Not the only surprise in the FOXIP project, as Yaroslav Romanyuk recounts. A field-effect transistor with an insulating layer of aluminum oxide, printed on a heat-resistant polyimide plastic, revealed a rather peculiar behavior. Instead of a constant signal, as would have been expected, it showed rising waves: The output signal became stronger because it "remembered" previous incoming signals. "To show such a "memory" effect is actually undesirable for a transistor," Romanyuk explains.
But another student on the team had an idea to use the phenomenon in a different way. A transistor with such a memory effect works similarly to circuits in the human brain. Synapses between nerve cells not only transmit signals, but also store them. For computers that mimic the human brain, such a synaptic transistor could therefore be highly interesting. But what could it do?

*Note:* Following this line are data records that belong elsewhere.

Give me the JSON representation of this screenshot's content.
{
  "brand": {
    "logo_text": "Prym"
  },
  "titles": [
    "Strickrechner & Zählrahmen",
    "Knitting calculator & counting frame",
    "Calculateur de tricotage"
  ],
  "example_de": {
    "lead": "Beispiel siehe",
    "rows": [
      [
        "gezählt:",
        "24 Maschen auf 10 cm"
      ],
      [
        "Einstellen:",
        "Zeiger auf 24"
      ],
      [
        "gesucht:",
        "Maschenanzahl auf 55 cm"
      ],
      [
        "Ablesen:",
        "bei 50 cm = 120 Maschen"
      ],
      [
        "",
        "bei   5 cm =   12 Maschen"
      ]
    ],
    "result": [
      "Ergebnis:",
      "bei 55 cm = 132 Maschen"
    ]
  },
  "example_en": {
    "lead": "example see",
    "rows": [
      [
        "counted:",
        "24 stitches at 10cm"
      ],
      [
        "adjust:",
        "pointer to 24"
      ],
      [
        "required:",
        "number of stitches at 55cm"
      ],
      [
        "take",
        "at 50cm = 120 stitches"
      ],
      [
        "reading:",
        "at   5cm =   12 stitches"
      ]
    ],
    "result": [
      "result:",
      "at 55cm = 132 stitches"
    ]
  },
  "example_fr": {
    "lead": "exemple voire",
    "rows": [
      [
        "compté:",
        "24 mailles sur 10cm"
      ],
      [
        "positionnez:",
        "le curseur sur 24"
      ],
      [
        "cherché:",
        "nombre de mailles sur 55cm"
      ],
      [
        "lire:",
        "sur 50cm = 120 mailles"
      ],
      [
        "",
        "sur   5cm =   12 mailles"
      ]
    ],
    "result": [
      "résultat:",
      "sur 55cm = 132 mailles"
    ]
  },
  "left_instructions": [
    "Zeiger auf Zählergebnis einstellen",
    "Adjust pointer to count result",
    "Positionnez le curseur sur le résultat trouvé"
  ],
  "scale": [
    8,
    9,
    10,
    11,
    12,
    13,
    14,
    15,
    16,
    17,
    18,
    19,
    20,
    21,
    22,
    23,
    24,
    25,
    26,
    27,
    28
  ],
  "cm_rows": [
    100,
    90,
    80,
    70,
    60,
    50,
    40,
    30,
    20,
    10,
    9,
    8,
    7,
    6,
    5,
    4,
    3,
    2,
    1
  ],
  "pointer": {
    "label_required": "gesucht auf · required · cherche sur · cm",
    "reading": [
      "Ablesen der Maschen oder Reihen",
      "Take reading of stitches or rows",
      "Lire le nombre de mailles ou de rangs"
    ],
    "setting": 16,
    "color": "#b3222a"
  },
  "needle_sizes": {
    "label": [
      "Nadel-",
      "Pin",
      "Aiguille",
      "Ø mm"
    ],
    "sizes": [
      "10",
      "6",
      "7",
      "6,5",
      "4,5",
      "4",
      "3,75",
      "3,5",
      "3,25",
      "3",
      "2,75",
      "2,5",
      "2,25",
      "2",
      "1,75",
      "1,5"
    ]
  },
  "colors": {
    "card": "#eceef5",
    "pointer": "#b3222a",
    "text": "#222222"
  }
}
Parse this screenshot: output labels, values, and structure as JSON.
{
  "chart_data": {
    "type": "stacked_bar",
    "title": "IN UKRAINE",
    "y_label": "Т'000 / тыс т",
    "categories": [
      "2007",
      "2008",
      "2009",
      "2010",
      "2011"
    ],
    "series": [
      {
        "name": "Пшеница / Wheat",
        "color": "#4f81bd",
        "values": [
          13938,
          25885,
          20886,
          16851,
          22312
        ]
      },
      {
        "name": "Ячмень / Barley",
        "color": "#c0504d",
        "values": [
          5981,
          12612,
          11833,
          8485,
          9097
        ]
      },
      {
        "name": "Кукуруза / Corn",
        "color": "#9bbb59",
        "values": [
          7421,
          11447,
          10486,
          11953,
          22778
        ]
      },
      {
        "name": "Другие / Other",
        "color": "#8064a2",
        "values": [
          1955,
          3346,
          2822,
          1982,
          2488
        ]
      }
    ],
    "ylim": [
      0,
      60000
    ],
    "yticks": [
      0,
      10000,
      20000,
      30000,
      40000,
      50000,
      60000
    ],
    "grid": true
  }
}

With the support of Mozart
To explore its potential, the team built an electronic copy of the human hearing process along with the thin-film transistor – and fed it a popular Mozart tune: Rondo "Alla Turca" from Sonata No. 11 in A major. "It had to be a lively piece," Romanyuk says with a smile. This experiment and further analysis showed that the transistor's synaptic function is preserved from a few hertz to nearly 50,000 hertz – a much higher bandwidth than comparable printed transistors.
Of course, concrete applications are not yet in sight for this fundamental research, which the team published in the online journal Scientific Reports – in contrast to printing inks without binders. But on the way to new computer technologies, the insights may be a useful step that came as a surprise – as it often has in the history of science.
Such coincidences are the icing on the cake, if you wish, for Romanyuk and many other researchers – especially in projects on the frontier of what is feasible. "We deliberately set our goals very high," he says. "Coincidences play a very big role in this! You set yourself a big challenge and then, suddenly and unexpectedly, these coincidences just happen."
A competence center for coatings
Closing the gap between laboratory research and industrial production for coatings: That is the goal of Empa's Coating Competence Center (CCC for short). Research is conducted not only on printed electronics, but also on materials, processes and technologies for coatings: methods with which thin layers are vapor-deposited onto substrates, or additive manufacturing, in which components are built up layer by layer. The CCC is structured as a private-public partnership. The idea is that all partners along the value chain, from science to industry, work together to develop new technologies and find innovative solutions.